SeQuiLa recipes, examples and other cloud-related content demonstrating how to run SeQuila jobs in the cloud. For most tasks we use Terraform as a main IaC (Infrastructure as Code) tool.
- Disclaimer
- Demo scenario
- Support matrix
- Modules statuses
- Init backends
- AWS
- Azure
- GCP
- Development and contribution
- Terraform doc
These are NOT production-ready examples. Terraform modules and Docker images are scanned/linted with tools such as checkov, tflint and tfsec but some security tweaks have been disabled for the sake of simplicity. Some cloud deployments best practices has been intentionally skipped as well. Check code comments for details.
- The presented scenario can be deployed on one of the main cloud providers: Azure(Microsoft), AWS(Amazon) and GCP(Google).
- For each cloud two options are presented - deployment on managed Hadoop ecosystem (Azure - HDInsight, AWS - EMR, GCP - Dataproc) or or using managed Kubernetes service (Azure - AKS, AWS - EKS and GCP - GKE).
- Scenario includes the following steps:
- setup distributed object storage
- copy test data
- setup computing environment
- run a test PySeQuiLa job using PySpark using YARN or spark-on-k8s-operator
- We assume that:
- on AWS: an account is created
- on GCP: a project is created and attached to billing account
- on Azure: a subscription is created (A Google Cloud project is conceptually similar to the Azure subscription, in terms of billing, quotas, and limits).

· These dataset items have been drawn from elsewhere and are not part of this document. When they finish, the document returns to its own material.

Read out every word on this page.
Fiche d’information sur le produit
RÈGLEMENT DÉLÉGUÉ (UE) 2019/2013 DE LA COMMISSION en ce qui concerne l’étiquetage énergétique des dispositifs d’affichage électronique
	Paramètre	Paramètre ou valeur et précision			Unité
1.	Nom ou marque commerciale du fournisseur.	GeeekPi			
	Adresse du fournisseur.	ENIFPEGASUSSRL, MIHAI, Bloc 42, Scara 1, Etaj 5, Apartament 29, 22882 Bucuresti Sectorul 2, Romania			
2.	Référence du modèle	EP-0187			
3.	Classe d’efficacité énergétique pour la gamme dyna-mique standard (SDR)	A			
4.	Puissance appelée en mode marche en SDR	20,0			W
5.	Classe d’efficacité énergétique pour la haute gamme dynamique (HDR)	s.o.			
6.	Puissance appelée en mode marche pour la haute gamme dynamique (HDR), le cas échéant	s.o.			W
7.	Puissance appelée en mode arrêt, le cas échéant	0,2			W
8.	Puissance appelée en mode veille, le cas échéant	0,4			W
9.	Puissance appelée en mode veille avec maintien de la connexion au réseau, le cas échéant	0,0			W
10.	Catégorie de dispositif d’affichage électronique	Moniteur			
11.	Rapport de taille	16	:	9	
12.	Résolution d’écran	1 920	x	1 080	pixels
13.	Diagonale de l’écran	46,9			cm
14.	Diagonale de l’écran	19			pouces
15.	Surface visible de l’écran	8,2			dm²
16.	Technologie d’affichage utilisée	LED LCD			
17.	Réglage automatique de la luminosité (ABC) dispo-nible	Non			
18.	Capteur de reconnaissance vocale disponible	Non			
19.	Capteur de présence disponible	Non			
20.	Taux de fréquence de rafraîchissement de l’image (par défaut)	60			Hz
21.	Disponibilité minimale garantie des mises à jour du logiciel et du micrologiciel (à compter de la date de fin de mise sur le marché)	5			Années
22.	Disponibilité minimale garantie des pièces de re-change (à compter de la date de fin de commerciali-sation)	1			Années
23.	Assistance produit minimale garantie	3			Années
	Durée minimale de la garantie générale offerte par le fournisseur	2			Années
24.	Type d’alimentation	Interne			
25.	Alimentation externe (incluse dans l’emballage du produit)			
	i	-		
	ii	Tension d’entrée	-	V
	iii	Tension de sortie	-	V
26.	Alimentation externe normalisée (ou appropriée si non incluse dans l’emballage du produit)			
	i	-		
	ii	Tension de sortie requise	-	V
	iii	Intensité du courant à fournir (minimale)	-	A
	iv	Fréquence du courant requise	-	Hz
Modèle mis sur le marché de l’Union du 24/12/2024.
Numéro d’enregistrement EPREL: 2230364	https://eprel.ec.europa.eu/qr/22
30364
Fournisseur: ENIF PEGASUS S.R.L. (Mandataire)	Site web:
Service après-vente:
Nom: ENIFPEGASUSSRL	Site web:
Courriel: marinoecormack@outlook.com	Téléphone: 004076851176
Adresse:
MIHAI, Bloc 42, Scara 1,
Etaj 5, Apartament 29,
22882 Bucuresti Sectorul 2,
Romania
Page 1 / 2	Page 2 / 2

Cloud | Service | Release | Spark | SeQuiLa | PySeQuila | Image tag* |
---|---|---|---|---|---|---|
GCP | GKE | 1.23.8-gke.1900 | 3.2.2 | 1.1.0 | 0.4.1 | docker.io/biodatageeks/spark-py:pysequila-0.4.1-gke-latest |
GCP | Dataproc | 2.0.27-ubuntu18 | 3.1.3 | 1.0.0 | 0.3.3 | - |
GCP | Dataproc Serverless | 1.0.21 | 3.2.2 | 1.1.0 | 0.4.1 | gcr.io/${TF_VAR_project_name}/spark-py:pysequila-0.4.1-dataproc-latest |
Azure | AKS | 1.23.12 | 3.2.2 | 1.1.0 | 0.4.1 | docker.io/biodatageeks/spark-py:pysequila-0.4.1-aks-latest |
Azure | HDInsight | 5.0.300.1 | 3.2.2 | 1.1.0 | 0.4.1 | - |
AWS | EKS | 1.23.9 | 3.2.2 | 1.1.0 | 0.4.1 | docker.io/biodatageeks/spark-py:pysequila-0.4.1-eks-latest |
AWS | EMR Serverless | emr-6.7.0 | 3.2.1 | 1.1.0 | 0.4.1 | - |
Based on the above table set software versions and Docker images accordingly, e.g.: :bulb: These environment variables need to be set prior launching SeQuiLa-cli container.
### All clouds
export TF_VAR_pysequila_version=0.4.1
export TF_VAR_sequila_version=1.1.0
## GCP only
export TF_VAR_pysequila_image_gke=docker.io/biodatageeks/spark-py:pysequila-${TF_VAR_pysequila_version}-gke-latest
export TF_VAR_pysequila_image_dataproc=docker.io/biodatageeks/spark-py:pysequila-${TF_VAR_pysequila_version}-dataproc-latest
## Azure only
export TF_VAR_pysequila_image_aks=docker.io/biodatageeks/spark-py:pysequila-${TF_VAR_pysequila_version}-aks-latest
## AWS only
export TF_VAR_pysequila_image_eks=docker.io/biodatageeks/spark-py:pysequila-${TF_VAR_pysequila_version}-eks-latest
💡 It is strongly recommended to use biodatageeks/sequila-cloud-cli:latest
image to run all the commands.
This is image contains all the tools required to set up both infrastructure and run SeQuiLa demo jobs.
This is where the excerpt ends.